The riots I think are arriving at a good time. Egypt has long dealt with corruption, brutality, and a surging unemployment rate along with austere living conditions for 40% of its labor force who live under 2 USD per day. After a week of intense protesting have received assurances that their long serving president Hosni Mubarak will not seek reelection and many are still calling for him to resign now. Mubarak's resignation will certainly be a kick to the jaw for the United States who have come to respect his position as a moderator for Israel-Middle East relations. But other than that slight hurdle, I think Egypt is tending towards a more moderate direction. Many commentators fear another situation similar to the Iranian Revolution of 1979, but this protest is led more so to drive out Domestic Inhibitors than Western Imperialists.

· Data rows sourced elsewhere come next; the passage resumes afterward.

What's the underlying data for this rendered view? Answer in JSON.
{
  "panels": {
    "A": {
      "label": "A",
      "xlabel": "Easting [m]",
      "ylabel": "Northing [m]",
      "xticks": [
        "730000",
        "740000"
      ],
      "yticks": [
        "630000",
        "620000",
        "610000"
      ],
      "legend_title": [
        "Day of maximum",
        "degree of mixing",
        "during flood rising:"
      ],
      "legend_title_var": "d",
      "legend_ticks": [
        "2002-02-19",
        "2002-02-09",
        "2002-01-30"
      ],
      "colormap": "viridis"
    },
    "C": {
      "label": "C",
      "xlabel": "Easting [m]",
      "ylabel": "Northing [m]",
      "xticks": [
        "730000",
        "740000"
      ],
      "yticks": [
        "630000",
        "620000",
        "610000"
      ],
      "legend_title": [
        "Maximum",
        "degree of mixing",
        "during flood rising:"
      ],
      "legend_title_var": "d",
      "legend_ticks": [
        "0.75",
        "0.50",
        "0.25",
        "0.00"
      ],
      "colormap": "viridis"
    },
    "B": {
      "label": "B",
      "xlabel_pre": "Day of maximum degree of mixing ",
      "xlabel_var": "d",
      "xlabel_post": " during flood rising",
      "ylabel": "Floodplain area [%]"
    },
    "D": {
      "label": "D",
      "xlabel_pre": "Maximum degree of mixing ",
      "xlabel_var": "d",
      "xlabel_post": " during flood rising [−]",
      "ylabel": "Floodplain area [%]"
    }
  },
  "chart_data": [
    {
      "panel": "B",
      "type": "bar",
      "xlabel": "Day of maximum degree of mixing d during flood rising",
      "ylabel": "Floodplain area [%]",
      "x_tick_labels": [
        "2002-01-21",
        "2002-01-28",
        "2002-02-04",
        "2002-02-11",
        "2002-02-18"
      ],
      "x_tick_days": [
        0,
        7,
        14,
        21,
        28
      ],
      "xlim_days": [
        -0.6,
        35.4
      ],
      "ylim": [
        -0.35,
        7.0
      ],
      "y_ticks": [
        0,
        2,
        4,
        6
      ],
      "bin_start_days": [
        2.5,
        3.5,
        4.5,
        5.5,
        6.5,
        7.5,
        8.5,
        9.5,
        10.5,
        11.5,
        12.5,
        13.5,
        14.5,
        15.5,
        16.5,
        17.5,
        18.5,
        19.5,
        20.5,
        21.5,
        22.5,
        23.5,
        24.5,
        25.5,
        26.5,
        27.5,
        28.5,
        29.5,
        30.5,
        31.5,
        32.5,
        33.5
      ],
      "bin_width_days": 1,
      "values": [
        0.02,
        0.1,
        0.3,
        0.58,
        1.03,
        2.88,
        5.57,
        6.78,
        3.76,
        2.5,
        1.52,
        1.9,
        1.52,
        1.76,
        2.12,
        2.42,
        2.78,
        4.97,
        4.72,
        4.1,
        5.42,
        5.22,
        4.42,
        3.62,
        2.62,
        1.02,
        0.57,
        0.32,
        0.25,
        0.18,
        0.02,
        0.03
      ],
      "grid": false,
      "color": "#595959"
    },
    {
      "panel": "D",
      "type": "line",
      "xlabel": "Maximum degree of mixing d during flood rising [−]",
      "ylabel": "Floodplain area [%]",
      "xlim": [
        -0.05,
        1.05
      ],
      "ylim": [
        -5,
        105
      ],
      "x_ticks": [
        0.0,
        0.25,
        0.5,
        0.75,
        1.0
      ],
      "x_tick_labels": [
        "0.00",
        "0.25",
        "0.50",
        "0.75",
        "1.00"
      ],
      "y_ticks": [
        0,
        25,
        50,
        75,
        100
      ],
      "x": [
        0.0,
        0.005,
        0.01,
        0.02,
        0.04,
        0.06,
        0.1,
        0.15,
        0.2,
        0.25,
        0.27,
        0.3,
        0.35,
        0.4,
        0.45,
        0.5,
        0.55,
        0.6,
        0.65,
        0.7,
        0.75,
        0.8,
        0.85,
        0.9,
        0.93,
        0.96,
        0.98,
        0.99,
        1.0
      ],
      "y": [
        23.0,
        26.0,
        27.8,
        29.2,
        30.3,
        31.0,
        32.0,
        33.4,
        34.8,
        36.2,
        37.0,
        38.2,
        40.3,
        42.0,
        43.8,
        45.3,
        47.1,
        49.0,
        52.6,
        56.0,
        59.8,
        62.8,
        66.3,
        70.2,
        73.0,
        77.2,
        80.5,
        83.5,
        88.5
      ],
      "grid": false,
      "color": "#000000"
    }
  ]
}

Considering Egypt is one of the new emerging market groups under the acronym CIVETS, an economic group of countries similar to BRIC who would be able to combine their strengths and create an influential trading bloc, these protests should have caused a major backlash. However, Egypt's lack of media usage has not been able to attract many investors to these regions because of its relatively unknown economic nature. Egypt is a diversified economy and is not so oil dependent as some of its Middle East and African neighbors, but not to the degree that BRIC nations have been able to garner. These protests will definitely help Egypt's cause in the next few years as long as the movement does not radicalize, because the situation has gained a lot of international attention whereas the most recent riots in April 2008 was barely noticed. The blocking of sites like Google, Facebook, and Twitter did not keep young Egyptians from sending updates about the situation and once the new leader steps in via election, Egypt will reactivate its economic engine to serve as a model for aspiring non-oil African nations.